学問留学ではなく、海外でのインターンやボランティアも広義の留学として認める「トビタテ!留学JAPAN」。文科省が考えたにしてはずいぶんオシャレな留学プログラムだと思ったら、案の定、仕掛け人がいた。企業と学校向けの体験型・参加型教育プログラムの開発をしているウィル・シードの創設者、船橋力氏がその人。テーブル・フォーツーを生み出したダボス会議のヤング・グローバル・リーダーズ(YGL)の仲間が協力していると聞けば、その斬新さにも納得がいく。(聞き手・CSRtoday編集長=原田勝広)
■ 「海外で働きたくない」新入社員は6割
原田 おもしろい留学システムを考え出したという印象だが、どんな経緯で生まれたのか。
船橋 海外留学の状況を見ると、年間72万3000人とダントツで増え続けている中国は別格。米、韓、インドなど各国とも増えているのに対し、日本だけが5万7000人と7年間で3割も減っている。
企業の新入社員も60%が「海外で働きたくない」と答えている。
世界経済フォーラム(ダボス会議)でヤング・グローバル・リーダーズ(YGL)に選ばれた宮城治男(ETIC.代表理事)、藤沢久美(ソフィアバンク代表)、小林りん(インターナショナルスクール・オブ・アジア軽井沢代表理事)各氏らと2013年、下村文部科学大臣と会って教育について議論した。その時、このことが話題になった。
このままだと日本の国力が大きく低下してしまう、グローバル化への対応を急がねばという話になった。彼らは今40代で各界の代表者だが、世界の舞台でディベートなどの場に立ってみると、スキル、教養、語学力、情報量などの点で上には上がいることを思い知らされる。
若い時期に留学を経験していればなあ、と後悔する人が多い。
原田 YGLといえば、そうそうたるメンバーで能力も高い印象だが、留学を経験していない人が案外多い。
船橋 リーダーになるような人でも、辛い思いをし、打ちひしがれるほど世界は広い。
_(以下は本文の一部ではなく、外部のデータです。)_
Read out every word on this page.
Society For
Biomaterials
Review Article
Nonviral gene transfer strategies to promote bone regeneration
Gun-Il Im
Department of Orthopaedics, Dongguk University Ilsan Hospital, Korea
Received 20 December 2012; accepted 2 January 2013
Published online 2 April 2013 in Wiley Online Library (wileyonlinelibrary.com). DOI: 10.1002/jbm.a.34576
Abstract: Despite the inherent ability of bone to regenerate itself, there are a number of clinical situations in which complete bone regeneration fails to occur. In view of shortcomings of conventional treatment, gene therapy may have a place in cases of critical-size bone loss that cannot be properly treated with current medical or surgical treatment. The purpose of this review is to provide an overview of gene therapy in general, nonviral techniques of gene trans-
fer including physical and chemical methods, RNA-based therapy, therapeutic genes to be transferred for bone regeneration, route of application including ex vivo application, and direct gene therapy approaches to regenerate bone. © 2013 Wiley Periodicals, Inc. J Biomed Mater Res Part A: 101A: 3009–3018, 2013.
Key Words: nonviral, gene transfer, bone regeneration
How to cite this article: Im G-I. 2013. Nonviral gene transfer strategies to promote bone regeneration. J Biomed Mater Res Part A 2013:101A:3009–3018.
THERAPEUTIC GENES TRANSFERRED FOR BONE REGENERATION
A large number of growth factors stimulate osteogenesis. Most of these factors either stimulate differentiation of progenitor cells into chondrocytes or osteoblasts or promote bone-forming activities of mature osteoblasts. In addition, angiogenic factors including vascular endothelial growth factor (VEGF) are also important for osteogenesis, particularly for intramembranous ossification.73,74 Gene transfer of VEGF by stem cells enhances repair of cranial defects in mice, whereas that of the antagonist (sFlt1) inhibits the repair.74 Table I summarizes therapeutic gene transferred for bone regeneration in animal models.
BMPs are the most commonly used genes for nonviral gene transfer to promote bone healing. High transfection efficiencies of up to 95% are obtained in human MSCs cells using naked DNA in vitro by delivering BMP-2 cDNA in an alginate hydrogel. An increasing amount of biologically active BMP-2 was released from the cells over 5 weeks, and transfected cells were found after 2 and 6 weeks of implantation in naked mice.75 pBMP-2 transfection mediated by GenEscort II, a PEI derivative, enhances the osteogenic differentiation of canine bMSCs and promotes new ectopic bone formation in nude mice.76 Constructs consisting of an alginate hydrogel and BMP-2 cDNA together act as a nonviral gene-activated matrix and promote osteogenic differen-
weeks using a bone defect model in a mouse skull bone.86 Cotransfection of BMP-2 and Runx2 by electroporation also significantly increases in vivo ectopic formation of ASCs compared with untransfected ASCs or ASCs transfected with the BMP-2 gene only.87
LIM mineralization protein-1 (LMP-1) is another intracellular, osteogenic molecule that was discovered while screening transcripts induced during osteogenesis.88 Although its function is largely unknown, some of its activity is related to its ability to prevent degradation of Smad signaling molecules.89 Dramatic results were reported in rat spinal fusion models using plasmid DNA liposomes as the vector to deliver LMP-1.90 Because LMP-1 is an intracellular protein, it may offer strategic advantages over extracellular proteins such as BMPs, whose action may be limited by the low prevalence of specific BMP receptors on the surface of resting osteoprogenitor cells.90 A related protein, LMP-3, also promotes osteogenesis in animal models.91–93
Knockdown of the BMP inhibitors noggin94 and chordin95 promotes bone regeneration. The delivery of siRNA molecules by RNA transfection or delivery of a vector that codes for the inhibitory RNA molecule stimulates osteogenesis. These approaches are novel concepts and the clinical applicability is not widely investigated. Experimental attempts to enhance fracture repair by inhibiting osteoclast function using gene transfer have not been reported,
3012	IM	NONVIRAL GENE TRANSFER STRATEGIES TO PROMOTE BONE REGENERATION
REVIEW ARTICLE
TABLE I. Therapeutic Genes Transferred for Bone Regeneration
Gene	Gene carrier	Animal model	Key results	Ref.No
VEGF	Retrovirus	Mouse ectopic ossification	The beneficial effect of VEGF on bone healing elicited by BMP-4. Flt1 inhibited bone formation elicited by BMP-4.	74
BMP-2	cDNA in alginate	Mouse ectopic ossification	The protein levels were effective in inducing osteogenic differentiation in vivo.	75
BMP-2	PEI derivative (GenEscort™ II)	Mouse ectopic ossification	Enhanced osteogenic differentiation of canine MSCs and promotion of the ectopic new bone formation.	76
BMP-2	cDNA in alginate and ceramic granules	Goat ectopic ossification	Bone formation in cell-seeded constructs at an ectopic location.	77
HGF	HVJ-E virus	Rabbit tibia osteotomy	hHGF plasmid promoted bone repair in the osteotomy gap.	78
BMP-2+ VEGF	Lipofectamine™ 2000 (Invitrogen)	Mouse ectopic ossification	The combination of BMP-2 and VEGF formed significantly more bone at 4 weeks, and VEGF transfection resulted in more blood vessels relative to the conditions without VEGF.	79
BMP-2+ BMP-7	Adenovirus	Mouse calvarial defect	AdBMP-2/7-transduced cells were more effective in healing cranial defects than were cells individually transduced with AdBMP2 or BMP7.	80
世界の課題、世界の多様性を早い時期に学ぶことが大切だ。
少子化で日本の国力が衰退し、日本人は誰もがこれからいろんな辛い目に会うだろう。どの分野に進んでも、どんな会社でもそれは起こる。
だから、とにかく意欲ある若者を海外へ若者を出したい。そう問題提起した。下村大臣も同じようなこと考えていた。ギャップイヤーで若者を被災地に送ったり、留学に出したりしたい。そう考えていただけに意気投合した。